How to Gain on Power: Novel Conditional Independence Tests Based on Short Expansion of Conditional Mutual Information
Mariusz Kubkowski, Jan Mielniczuk, Paweł Teisseyre.
Year: 2021, Volume: 22, Issue: 62, Pages: 1−57
Conditional independence tests play a crucial role in many machine learning procedures such as feature selection, causal discovery, and structure learning of dependence networks. They are used in most of the existing algorithms for Markov Blanket discovery such as Grow-Shrink or Incremental Association Markov Blanket. One of the most frequently used tests for categorical variables is based on the conditional mutual information ($CMI$) and its asymptotic distribution.

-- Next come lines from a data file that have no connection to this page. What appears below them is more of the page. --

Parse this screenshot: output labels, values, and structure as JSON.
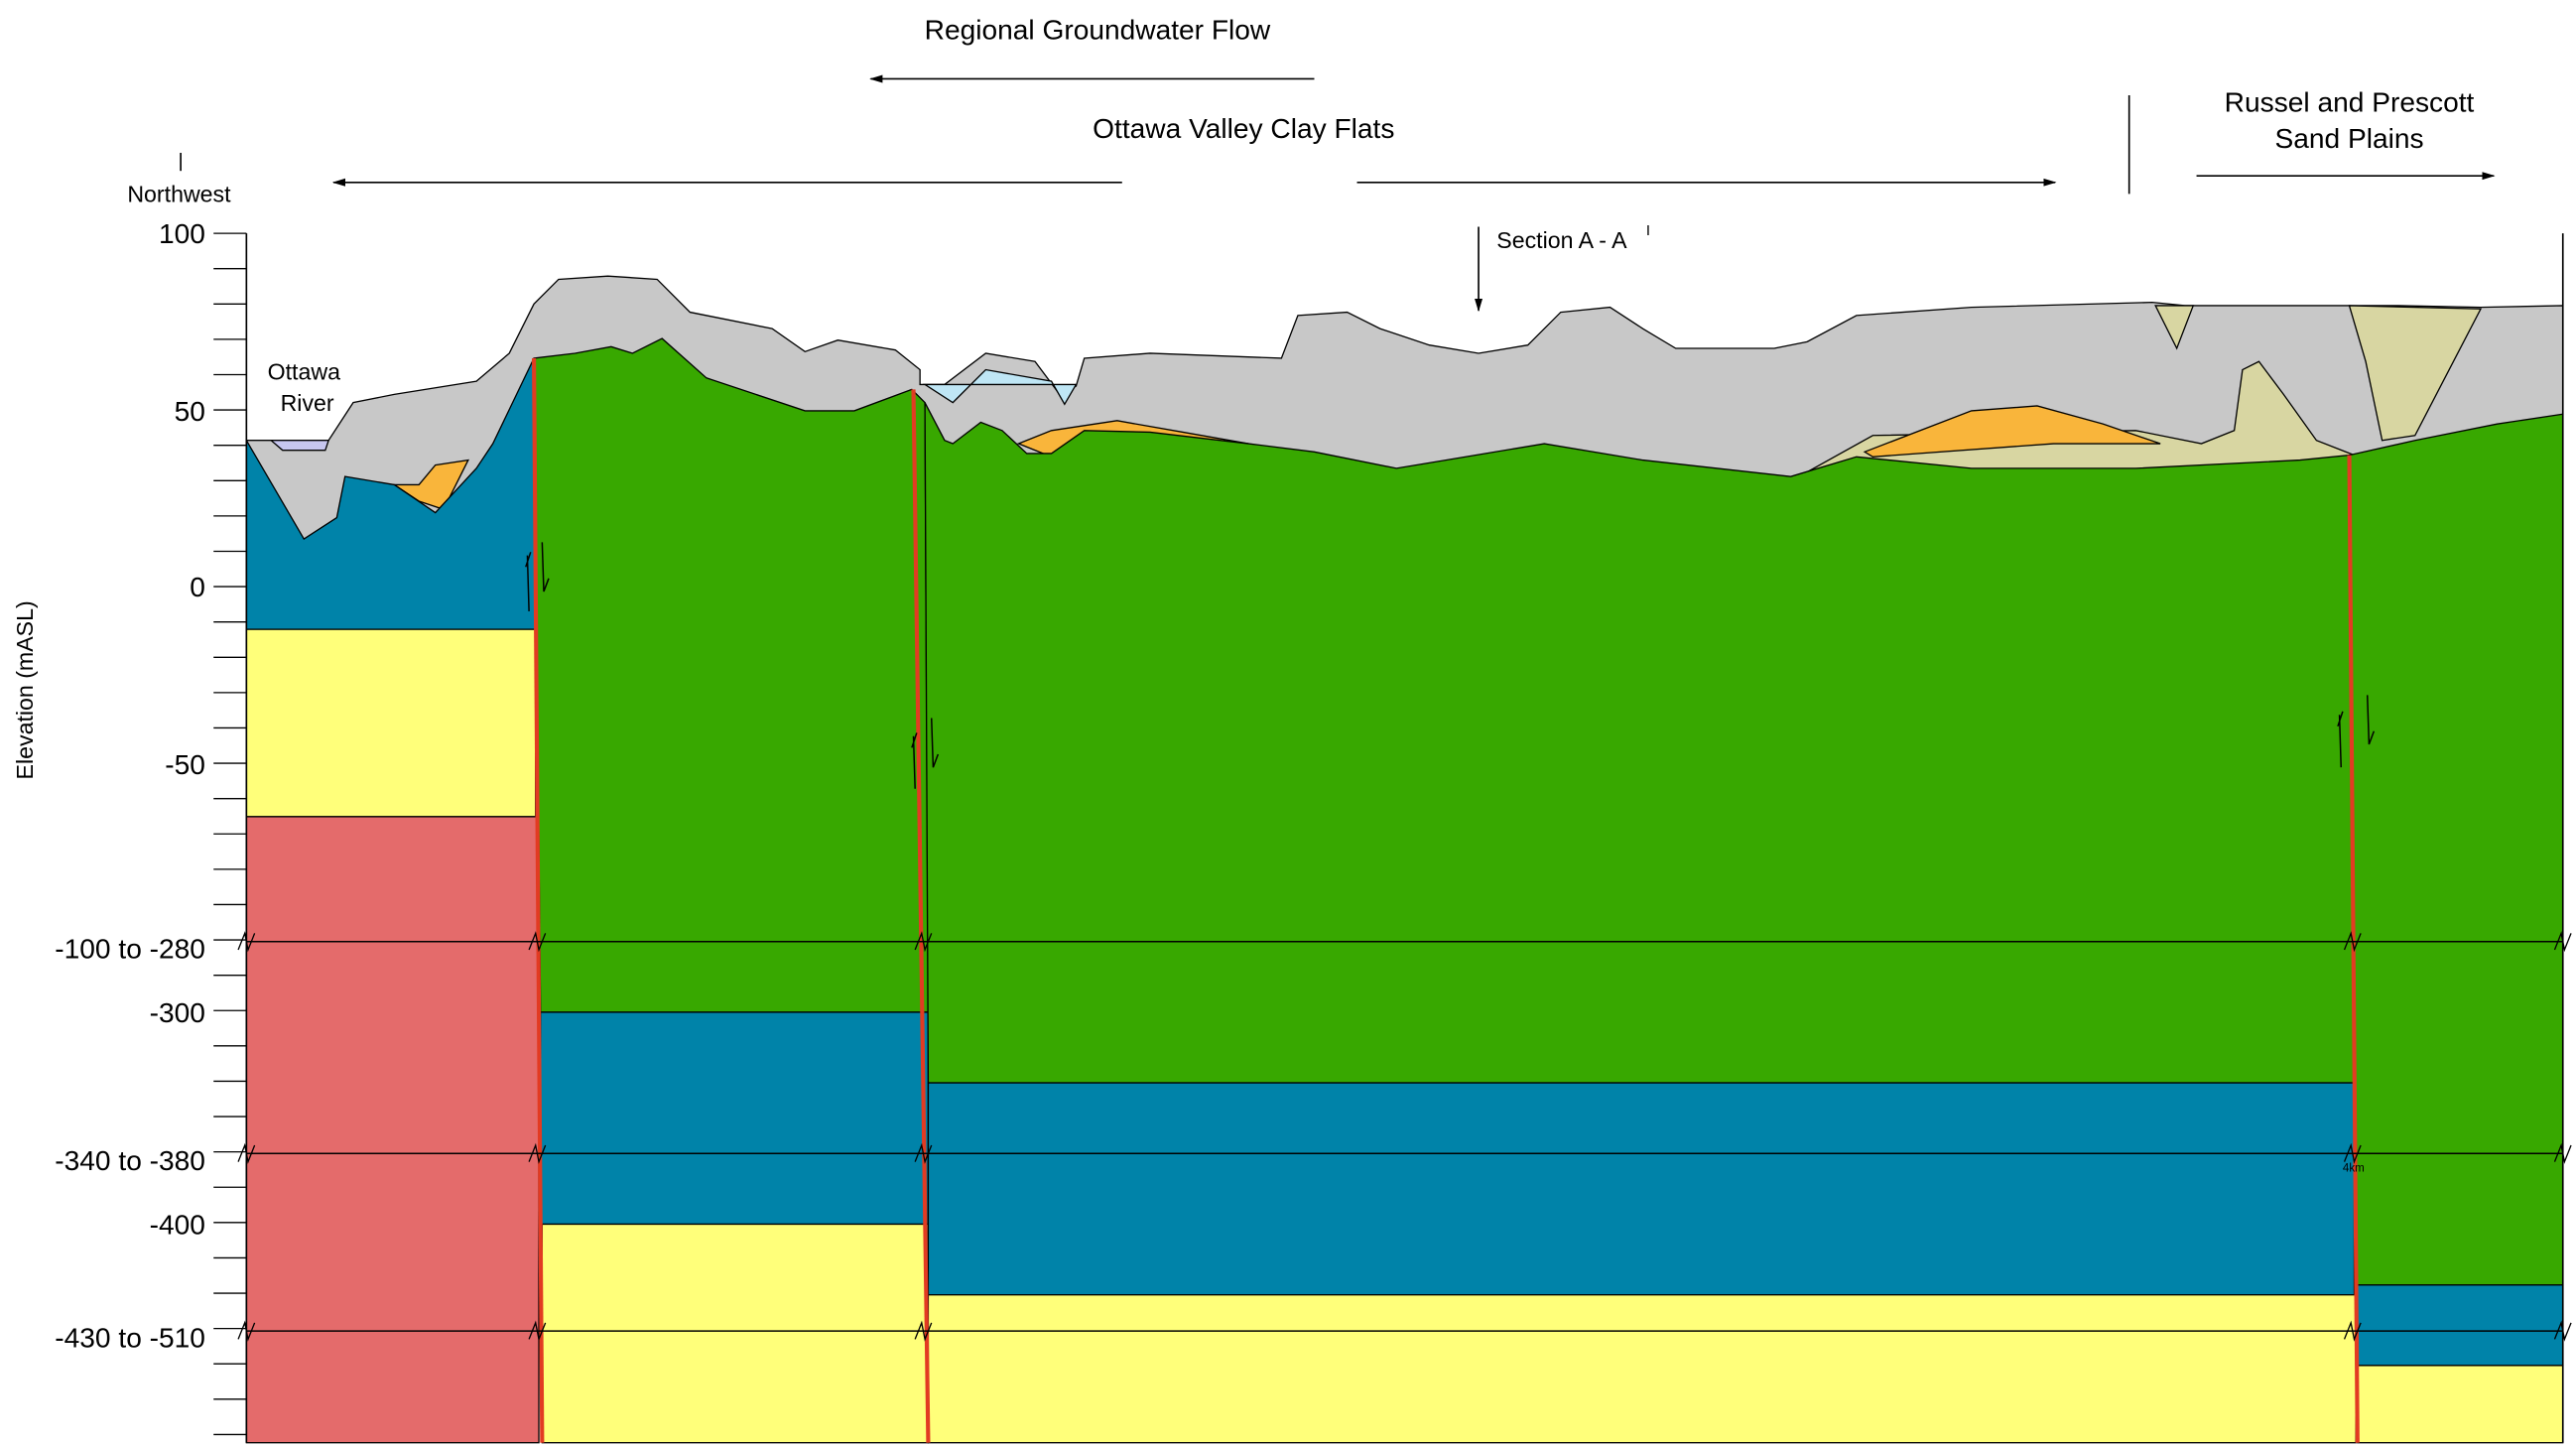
{
  "header": {
    "flow_label": "Regional Groundwater Flow",
    "clay_flats": "Ottawa Valley Clay Flats",
    "sand_plains": [
      "Russel and Prescott",
      "Sand Plains"
    ],
    "direction": "Northwest",
    "section_label": "Section A - A",
    "section_prime": "I"
  },
  "river_label": [
    "Ottawa",
    "River"
  ],
  "scale_label": "4km",
  "y_axis": {
    "title": "Elevation (mASL)",
    "ticks": [
      "100",
      "50",
      "0",
      "-50",
      "-100 to -280",
      "-300",
      "-340 to -380",
      "-400",
      "-430 to -510"
    ]
  }
}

However, it is known that the power of such test dramatically decreases when the size of the conditioning set grows, i.e. the test fails to detect true significant variables, when the set of already selected variables is large. To overcome this drawback for discrete data, we propose to replace the conditional mutual information by Short Expansion of Conditional Mutual Information (called $SECMI$), obtained by truncating the Möbius representation of $CMI$. We prove that the distribution of $SECMI$ converges to either a normal distribution or to a distribution of some quadratic form in normal random variables. This property is crucial for the construction of a novel test of conditional independence which uses one of these distributions, chosen in a data dependent way, as a reference under the null hypothesis. The proposed methods have significantly larger power for discrete data than the standard asymptotic tests of conditional independence based on $CMI$ while retaining control of the probability of type I error.